Selected username format to be domain\sam but it imported domain-sam

Kentico / ADImport

Kentico Xperience Active Directory Import Utility is an application which allows importing of users and groups (roles) from Active Directory into Kentico Xperience.

https://www.xperience.io

MIT License

3 stars 2 forks source link

Selected username format to be domain\sam but it imported domain-sam #15

Closed shivinders closed 6 years ago

shivinders commented 6 years ago

Selected username format to be domain\sam but it imported domain-sam. Is this a bug or I did something wrong?

petrsvihlik commented 6 years ago

This is intentional. Usernames in Kentico support only characters that are valid in URLs. All invalid characters are replaced with a dash (or a character configurable in web.config).

https://docs.kentico.com/k11/references/reference-web-config-application-keys#Reference-Web.configapplicationkeys-Settingsforforbiddencharactersinuserandrolenames

shivinders commented 6 years ago

Kudos to flexibility in Kentico. These options in web.config are amazing!

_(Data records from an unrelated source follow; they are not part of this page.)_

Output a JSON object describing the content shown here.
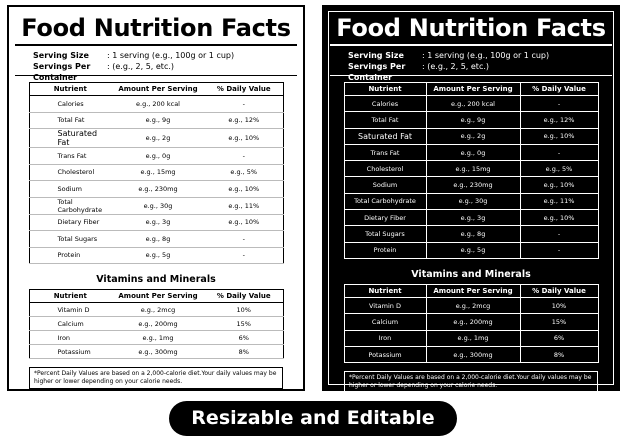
{
  "title": "Food Nutrition Facts",
  "serving_size_label": "Serving Size",
  "serving_size_value": ": 1 serving (e.g., 100g or 1 cup)",
  "servings_per_container_label": "Servings Per Container",
  "servings_per_container_value": ": (e.g., 2, 5, etc.)",
  "headers": {
    "nutrient": "Nutrient",
    "amount": "Amount Per Serving",
    "daily": "% Daily Value"
  },
  "nutrients": [
    {
      "name": "Calories",
      "amount": "e.g., 200 kcal",
      "daily": "-"
    },
    {
      "name": "Total Fat",
      "amount": "e.g., 9g",
      "daily": "e.g., 12%"
    },
    {
      "name": "Saturated Fat",
      "amount": "e.g., 2g",
      "daily": "e.g., 10%"
    },
    {
      "name": "Trans Fat",
      "amount": "e.g., 0g",
      "daily": "-"
    },
    {
      "name": "Cholesterol",
      "amount": "e.g., 15mg",
      "daily": "e.g., 5%"
    },
    {
      "name": "Sodium",
      "amount": "e.g., 230mg",
      "daily": "e.g., 10%"
    },
    {
      "name": "Total Carbohydrate",
      "amount": "e.g., 30g",
      "daily": "e.g., 11%"
    },
    {
      "name": "Dietary Fiber",
      "amount": "e.g., 3g",
      "daily": "e.g., 10%"
    },
    {
      "name": "Total Sugars",
      "amount": "e.g., 8g",
      "daily": "-"
    },
    {
      "name": "Protein",
      "amount": "e.g., 5g",
      "daily": "-"
    }
  ],
  "vitamins_title": "Vitamins and Minerals",
  "vitamins": [
    {
      "name": "Vitamin D",
      "amount": "e.g., 2mcg",
      "daily": "10%"
    },
    {
      "name": "Calcium",
      "amount": "e.g., 200mg",
      "daily": "15%"
    },
    {
      "name": "Iron",
      "amount": "e.g., 1mg",
      "daily": "6%"
    },
    {
      "name": "Potassium",
      "amount": "e.g., 300mg",
      "daily": "8%"
    }
  ],
  "footnote": "*Percent Daily Values are based on a 2,000-calorie diet.Your daily values may be higher or lower depending on your calorie needs.",
  "badge": "Resizable and Editable",
  "colors": {
    "dark_bg": "#000000",
    "light_bg": "#ffffff"
  }
}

My question is how is the replacement of / with - supposed to work with claims based authentication? We have an ADFS server which is sending the samaccountname in the domain\sam format. After running ADImport tool, how will Kentico make a decision that eagle\jdoe the ADFS sends is the same guy as eagle-jdoe that ADImport created?

petrsvihlik commented 6 years ago

One solution would be to implement a custom (claims-based) authentication module, run the username through ValidationHelper.GetSafeUserName() method, and match it with user in the database.

shivinders commented 6 years ago

But why are we supposed to go through the hassle in the first place :) I think it would be easier if the domain name is stripped out from the claim altogether. And ADImport as well.

petrsvihlik commented 6 years ago

You can choose to import just SAM and omit the domain name. Isn't that what you need?